A few posts back I mentioned that had been asked to say a few words about memoirist, short story writer, and critic Bette Howland at a ceremony honoring Howland, Harlem Renaissance novelist Nella Larsen, and turn-of-the-last-century humorist Finley Peter Dunne. Well, that ceremony was last night, and it was for the most part pretty lovely.
Held at the Chopin Theatre, the thrift-store-roccoco home for much of the work I’ve done with Theater Oobleck over the past two decades, the ceremony was put on by the Chicago Literary Hall of Fame, an organization that sounds fancier than it is. Its mission is to honor and preserve Chicago’s literary heritage, through events like this as well as educational programming, readings, and the like. The only criteria for inclusion in the HoF is that the writer in question have contributed with some significance to the literary culture of the city, and that they be dead.
I was surprised and pleased to be asked to participate, and over the past month I have become a Bette Howland convert: if you are not familiar with this remarkable writer’s compact body of work — and you’re probably not tbh — you really should be. Her memoir W-3 sits between The Bell Jar and Girl, Interrupted in the canon of women's writing about mental illness and institutionalization. I would say her short stories are jewels — glittering, sharp, with multifaceted depths — except jewels are too rich for her blood, so maybe they are better described as the most perfect pieces of beach glass, or agate. Long out of print, her work has been brought back into circulation thanks to Brigid Hughes, the editor of the literary magazine and small press A Public Space, who found a copy of W-3 in a bargain bin a few years ago, and went down the Howland rabbit hole.
The pressure was on for this presentation because I knew Howland’s two sons, Frank and Jake, were going to be in the audience and also say a few words. I did not want to let them down! But they were both kind and appreciative, and each of their wives — very charming! — pulled me aside to tell me later that they thought Bette would have approved. An old friend of hers was also in the crowd, and she told me that she thought I really “got” her. So, mission accomplished.
Writer Rachel Swearingen read a selection from Howland’s autobiographical short story Public Facilities (she worked as a librarian in Uptown for a time), and I was glad to get to chat with her and other folks like Jennifer Smith, Kathleen Rooney and June Sawyers. And Chaz Ebert! The only rough spot was when one of the other presenters, actor Mike Houlihan — with the eternal confidence of a man who cannot conceive of a world in which the audience is not on their side — made a transphobic joke about pronouns. I contemplated saying something when it was my turn at the mic. I should have, but I did not want to distract from the honor being paid to Howland and her family by giving it any more air. So I’m saying it now: that was not OK, and I don’t want to be on a program with anyone who thinks it is. Next time, I’ll do some more vetting before I say yes.

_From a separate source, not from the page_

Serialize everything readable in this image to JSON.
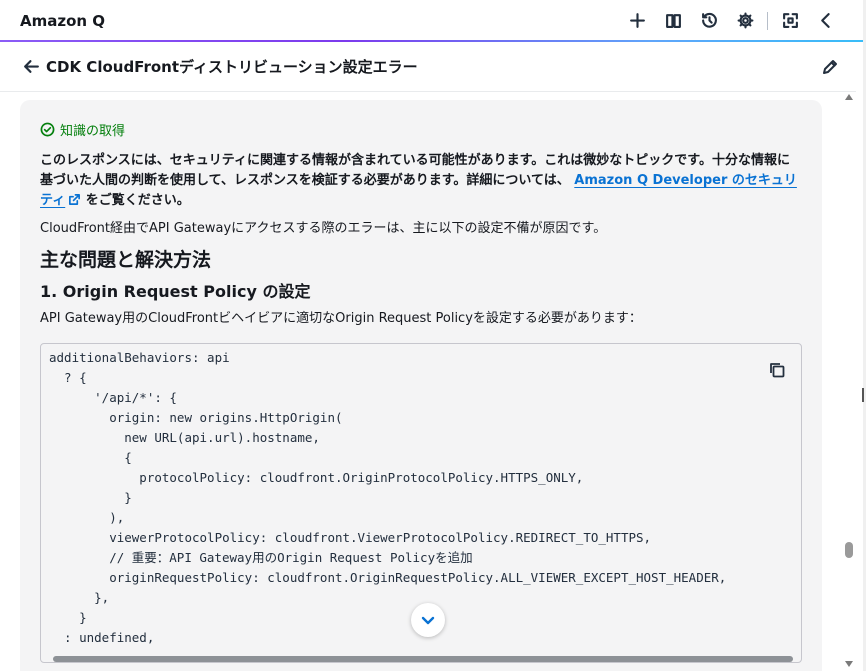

However! As I said, overall: lovely. After Rachel’s reading Frank Howland spoke eloquently of his mother, her glory and her struggles. It was very moving, and I was not the only one wiping away a tear. I got the brothers to sign my copy of W-3 when it was all over, giving me one more reason to cherish that book.
I’m sharing my brief remarks below. Go read some Bette Howland! You won’t be sorry.
When I’ve told people these past few weeks that I had been asked to speak about Bette Howland at this ceremony I’ve been met, unilaterally, with blank stares. Maybe a slight furrowing of the brow, as the person I’m speaking with searches their brain, or my face, for clues.
“She’s like the Connie Converse of the Chicago literary scene,” I’d say, helpfully – but that’s only really helpful if you know who Connie Converse is and, it turns out, most people don’t know who she is either. Connie Converse was a singer-songwriter ahead of her time – though hailed as the “female Bob Dylan” in the 50s and 60s, she never found commercial success, and vanished without a trace in 1974, but her work has been enjoying a renaissance of late.
Like Converse, Howland was also a woman – a single mother of two – trying to make a name for herself as an artist in the male-dominated culture of the middle of the 20th century. Like Converse, she disappeared from public view and was, for a time, forgotten. But, really, the comparison stops there. Because Bette Howland was not ahead of her time, she was utterly OF her time. Her ability to evoke a powerful, precise feeling of place and moment – Chicago, in the 1970s, more or less – is key to what makes her writing so compelling today.